7 Easy Steps to Cicada Clean-Up

Now that you have a sense of what you can do with cicadas' buggy remains, make the process easier by keeping up with the shells and smells as they accumulate. Here are the steps to take. Just do your nose a favor and don't wait too long!


1. Gather your gear. With up to 1.5 million cicadas emerging per acre (that's around 170,000 in a 5,000-sq-ft suburban yard), you're going to have some extra duties. Keep a broom, rake, leaf blower, and shovel handy, as well as gardening or work gloves, and a composter or trash can with a tight-fitting lid. If you have a pool, hot tub, or pond, lucky you, but you'll also need a skimmer.


2. Clean up high-traffic areas. Sweep your sidewalks, patio, and driveway every day so you don't end up crushing cicadas as you move about. Open up awnings or patio umbrellas to shake off any stowaways. You don't want dinner outside to include a surprise helping of cicada shells.


3. Check your lawn, garden beds, and container plants. Use a rake to get cicadas and their shells out of your grass. Remove them from garden beds or container plants with a trowel, and gently run your gloved hands over the foliage to knock down any shells or dead cicadas still holding on.

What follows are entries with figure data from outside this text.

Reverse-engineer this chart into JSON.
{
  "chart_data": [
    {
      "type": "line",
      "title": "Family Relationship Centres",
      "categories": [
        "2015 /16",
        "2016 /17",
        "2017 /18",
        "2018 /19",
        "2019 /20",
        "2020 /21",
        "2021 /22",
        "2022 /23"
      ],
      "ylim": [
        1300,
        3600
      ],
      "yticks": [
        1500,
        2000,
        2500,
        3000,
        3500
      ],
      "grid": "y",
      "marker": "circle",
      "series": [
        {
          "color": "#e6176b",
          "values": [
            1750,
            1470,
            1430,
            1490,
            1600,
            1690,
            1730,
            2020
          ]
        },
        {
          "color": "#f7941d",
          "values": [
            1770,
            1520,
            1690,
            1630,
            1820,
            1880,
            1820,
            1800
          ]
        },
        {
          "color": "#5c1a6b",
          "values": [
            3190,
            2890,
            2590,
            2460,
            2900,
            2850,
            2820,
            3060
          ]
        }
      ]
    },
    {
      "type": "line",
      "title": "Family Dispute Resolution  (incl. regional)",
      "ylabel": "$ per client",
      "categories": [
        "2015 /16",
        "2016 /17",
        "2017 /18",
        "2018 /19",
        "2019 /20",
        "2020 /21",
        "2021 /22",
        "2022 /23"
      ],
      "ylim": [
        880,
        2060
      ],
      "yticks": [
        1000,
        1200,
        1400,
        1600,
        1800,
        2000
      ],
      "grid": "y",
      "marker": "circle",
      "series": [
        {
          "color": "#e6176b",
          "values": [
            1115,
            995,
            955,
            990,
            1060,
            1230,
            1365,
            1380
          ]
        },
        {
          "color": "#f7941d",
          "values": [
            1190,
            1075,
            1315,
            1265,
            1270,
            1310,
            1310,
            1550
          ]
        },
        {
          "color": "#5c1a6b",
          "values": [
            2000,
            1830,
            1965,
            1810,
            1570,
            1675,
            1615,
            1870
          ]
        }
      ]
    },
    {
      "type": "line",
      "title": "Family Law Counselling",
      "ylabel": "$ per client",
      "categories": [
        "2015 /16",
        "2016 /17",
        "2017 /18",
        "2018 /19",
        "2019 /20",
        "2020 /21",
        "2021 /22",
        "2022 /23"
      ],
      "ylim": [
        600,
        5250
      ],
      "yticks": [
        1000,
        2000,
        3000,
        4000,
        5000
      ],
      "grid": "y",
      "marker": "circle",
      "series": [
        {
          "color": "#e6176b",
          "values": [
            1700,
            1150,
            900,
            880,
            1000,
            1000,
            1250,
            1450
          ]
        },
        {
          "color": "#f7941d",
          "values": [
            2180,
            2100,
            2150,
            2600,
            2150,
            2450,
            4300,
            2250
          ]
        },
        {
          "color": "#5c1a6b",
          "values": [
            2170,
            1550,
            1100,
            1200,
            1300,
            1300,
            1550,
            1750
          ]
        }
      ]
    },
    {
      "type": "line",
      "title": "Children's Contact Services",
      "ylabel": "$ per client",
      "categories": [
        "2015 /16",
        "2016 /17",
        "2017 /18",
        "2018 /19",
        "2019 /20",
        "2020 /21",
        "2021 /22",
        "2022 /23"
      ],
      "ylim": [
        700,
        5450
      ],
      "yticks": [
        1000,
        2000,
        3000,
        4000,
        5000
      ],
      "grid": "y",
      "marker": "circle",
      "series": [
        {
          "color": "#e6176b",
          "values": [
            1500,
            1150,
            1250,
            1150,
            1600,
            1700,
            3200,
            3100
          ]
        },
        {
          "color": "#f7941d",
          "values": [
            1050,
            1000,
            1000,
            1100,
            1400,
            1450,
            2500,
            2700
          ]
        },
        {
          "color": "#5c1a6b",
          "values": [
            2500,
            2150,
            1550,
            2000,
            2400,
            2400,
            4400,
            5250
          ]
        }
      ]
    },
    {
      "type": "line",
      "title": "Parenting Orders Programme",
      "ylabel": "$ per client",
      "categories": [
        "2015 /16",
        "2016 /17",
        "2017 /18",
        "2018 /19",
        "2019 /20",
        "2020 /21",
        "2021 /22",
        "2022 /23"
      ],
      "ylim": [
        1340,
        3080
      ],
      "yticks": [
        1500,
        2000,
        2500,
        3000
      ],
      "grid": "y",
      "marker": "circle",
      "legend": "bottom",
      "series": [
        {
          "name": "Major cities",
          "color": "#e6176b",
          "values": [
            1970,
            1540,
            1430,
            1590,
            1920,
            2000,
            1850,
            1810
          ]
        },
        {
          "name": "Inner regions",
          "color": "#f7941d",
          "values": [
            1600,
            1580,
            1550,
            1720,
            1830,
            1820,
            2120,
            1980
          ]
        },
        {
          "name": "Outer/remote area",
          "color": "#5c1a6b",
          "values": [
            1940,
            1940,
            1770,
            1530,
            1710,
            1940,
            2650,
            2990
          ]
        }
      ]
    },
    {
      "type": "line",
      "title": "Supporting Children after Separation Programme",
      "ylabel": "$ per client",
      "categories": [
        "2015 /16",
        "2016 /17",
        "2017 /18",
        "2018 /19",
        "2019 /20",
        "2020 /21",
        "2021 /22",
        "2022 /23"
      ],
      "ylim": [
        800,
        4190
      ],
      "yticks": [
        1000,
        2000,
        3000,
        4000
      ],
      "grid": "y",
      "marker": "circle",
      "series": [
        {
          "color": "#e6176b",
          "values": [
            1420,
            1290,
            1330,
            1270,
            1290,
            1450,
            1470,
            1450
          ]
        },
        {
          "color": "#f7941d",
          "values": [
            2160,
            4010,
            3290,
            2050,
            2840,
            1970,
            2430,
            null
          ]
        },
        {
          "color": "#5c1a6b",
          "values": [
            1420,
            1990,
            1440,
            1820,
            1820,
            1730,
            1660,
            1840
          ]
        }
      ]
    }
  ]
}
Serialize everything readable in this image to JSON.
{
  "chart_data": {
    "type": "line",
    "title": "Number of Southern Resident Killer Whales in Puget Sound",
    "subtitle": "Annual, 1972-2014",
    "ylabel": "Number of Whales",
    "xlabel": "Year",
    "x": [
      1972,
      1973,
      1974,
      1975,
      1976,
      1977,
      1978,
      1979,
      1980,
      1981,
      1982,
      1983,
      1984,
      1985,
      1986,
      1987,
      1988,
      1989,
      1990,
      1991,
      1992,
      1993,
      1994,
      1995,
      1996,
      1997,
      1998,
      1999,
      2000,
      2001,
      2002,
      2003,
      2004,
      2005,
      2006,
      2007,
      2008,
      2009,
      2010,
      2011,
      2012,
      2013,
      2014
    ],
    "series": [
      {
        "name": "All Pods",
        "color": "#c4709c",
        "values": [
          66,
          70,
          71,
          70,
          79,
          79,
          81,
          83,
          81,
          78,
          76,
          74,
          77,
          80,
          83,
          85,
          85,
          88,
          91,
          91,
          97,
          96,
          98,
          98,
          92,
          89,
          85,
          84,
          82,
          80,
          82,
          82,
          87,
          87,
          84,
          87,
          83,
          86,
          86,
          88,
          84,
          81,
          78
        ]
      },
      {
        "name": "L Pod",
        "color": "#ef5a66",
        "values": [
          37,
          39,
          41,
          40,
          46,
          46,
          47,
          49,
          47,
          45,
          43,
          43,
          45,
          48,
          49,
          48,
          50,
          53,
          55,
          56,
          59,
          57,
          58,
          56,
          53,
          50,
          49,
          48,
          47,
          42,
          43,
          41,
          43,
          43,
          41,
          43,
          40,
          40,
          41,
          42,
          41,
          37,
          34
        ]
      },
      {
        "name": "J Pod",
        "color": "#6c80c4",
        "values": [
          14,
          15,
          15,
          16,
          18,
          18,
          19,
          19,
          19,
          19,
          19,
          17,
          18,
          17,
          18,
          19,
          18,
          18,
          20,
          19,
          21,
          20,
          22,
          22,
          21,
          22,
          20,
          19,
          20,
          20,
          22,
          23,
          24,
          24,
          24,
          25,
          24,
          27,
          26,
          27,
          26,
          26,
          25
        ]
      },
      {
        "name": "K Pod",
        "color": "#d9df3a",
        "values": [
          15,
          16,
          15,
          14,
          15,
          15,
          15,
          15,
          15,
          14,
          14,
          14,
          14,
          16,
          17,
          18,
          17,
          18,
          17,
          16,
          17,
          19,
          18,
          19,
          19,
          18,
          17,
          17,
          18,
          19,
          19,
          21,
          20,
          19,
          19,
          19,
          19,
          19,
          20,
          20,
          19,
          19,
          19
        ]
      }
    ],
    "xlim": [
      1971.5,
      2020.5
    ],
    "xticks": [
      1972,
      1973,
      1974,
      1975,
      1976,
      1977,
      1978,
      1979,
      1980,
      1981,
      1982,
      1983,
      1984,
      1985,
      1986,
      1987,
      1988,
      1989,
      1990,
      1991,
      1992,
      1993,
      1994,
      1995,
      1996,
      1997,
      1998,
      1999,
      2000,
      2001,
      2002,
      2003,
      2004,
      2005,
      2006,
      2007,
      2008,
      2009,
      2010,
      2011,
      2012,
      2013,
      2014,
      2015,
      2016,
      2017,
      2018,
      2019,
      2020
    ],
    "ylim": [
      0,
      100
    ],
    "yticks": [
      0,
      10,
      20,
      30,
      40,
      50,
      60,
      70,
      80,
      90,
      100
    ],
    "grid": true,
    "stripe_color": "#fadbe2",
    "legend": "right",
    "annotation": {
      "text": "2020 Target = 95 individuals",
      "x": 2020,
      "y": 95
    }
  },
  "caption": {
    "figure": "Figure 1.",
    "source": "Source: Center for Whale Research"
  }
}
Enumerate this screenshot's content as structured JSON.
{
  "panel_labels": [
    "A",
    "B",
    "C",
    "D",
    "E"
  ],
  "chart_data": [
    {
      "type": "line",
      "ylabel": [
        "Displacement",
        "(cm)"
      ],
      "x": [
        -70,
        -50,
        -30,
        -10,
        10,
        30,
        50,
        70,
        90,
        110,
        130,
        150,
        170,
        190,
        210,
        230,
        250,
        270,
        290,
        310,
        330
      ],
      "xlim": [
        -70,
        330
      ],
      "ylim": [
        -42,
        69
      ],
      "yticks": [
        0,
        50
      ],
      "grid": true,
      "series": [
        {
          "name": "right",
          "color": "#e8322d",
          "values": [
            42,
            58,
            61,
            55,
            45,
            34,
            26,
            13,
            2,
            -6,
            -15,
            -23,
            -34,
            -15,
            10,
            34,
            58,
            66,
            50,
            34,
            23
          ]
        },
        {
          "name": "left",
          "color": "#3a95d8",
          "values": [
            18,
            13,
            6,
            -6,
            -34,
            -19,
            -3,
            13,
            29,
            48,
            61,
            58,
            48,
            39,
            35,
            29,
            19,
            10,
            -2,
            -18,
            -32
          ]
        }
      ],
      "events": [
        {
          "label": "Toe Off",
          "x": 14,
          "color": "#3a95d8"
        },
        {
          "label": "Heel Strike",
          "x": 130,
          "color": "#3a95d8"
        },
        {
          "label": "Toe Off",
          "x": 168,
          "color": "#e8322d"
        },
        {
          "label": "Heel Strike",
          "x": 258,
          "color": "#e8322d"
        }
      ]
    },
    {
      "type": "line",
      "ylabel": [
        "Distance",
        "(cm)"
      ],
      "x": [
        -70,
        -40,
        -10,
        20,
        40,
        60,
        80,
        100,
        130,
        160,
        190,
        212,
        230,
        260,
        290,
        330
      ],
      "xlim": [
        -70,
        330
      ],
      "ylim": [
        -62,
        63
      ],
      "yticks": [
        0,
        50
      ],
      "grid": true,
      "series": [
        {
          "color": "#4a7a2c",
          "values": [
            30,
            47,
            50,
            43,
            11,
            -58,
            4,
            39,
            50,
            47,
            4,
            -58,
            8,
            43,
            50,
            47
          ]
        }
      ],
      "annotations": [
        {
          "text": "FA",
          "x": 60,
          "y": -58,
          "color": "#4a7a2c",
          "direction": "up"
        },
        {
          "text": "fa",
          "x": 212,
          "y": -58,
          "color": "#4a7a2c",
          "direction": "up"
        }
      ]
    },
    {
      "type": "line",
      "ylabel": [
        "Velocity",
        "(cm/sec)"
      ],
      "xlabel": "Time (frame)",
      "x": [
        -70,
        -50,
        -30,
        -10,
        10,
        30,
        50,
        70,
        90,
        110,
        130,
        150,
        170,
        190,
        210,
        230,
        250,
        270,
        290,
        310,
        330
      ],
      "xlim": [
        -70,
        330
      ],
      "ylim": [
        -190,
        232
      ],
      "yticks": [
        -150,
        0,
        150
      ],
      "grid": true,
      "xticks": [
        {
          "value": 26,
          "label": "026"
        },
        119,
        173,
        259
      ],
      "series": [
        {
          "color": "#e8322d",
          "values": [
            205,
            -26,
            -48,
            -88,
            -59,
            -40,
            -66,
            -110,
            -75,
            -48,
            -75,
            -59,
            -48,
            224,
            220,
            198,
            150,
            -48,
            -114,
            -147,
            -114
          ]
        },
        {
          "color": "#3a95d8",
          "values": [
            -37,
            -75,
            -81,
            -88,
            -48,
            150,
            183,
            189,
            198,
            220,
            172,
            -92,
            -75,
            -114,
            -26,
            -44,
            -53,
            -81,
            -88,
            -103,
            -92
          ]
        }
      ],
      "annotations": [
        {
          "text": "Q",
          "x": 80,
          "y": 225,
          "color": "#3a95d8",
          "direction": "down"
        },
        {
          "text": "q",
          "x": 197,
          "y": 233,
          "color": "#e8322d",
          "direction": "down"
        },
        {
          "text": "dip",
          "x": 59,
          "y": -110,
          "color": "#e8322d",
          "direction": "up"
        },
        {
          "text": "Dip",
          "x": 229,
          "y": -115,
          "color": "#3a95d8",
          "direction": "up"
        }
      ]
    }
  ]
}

4. Inspect and empty your gutters. Check your gutters and remove cicadas to avoid clogging. If you don't have the equipment to reach yours safely, or you just have a totally rational fear of heights, hire an experienced gutter-cleaning service to help.


5. Clean out your pool, hot tub, and filters. Cicada shells and dead cicadas in your pool or hot tub water—or trapped in the filter—should be removed with a skimmer or by hand. These cicadas need to go into the trash since they've been in contact with pool chemicals. Gather them into a heavy-duty bag and tie it tightly to prevent odors.


6. Start scrubbing. Bug guts are probably going happen, so if you notice any surface stains remove them with an outdoor cleaning product like Scotts® Outdoor Cleaner Patio & Deck with ZeroScrub™ Technology Concentrate or Scotts® Outdoor Cleaner Multi Purpose Formula, which is safe for use on multiple surfaces like patio furniture, umbrellas, and awnings.


7. Plug the holes. Finally, if your lawn looks like Swiss cheese thanks to tunneling cicadas, simply rake the soil back into place and spread some grass seed, like Scotts® EZ Seed® Patch & Repair Sun and Shade, to fill in any bare spots. Just follow the label directions.

Keeping up with periodical cicadas can seem like extra work, but remember: For just a few weeks, you have a front-row seat to a natural phenomenon that won't happen again for another 13 to 17 years. Take some time to enjoy nature's weird and wonderful show. And once they've taken their final bow, consider the shells they leave behind their grand finale, a parting gift to make up for their raucous appearance. Cue the "Circle of Life" and it's curtains for another generation of periodical cicadas.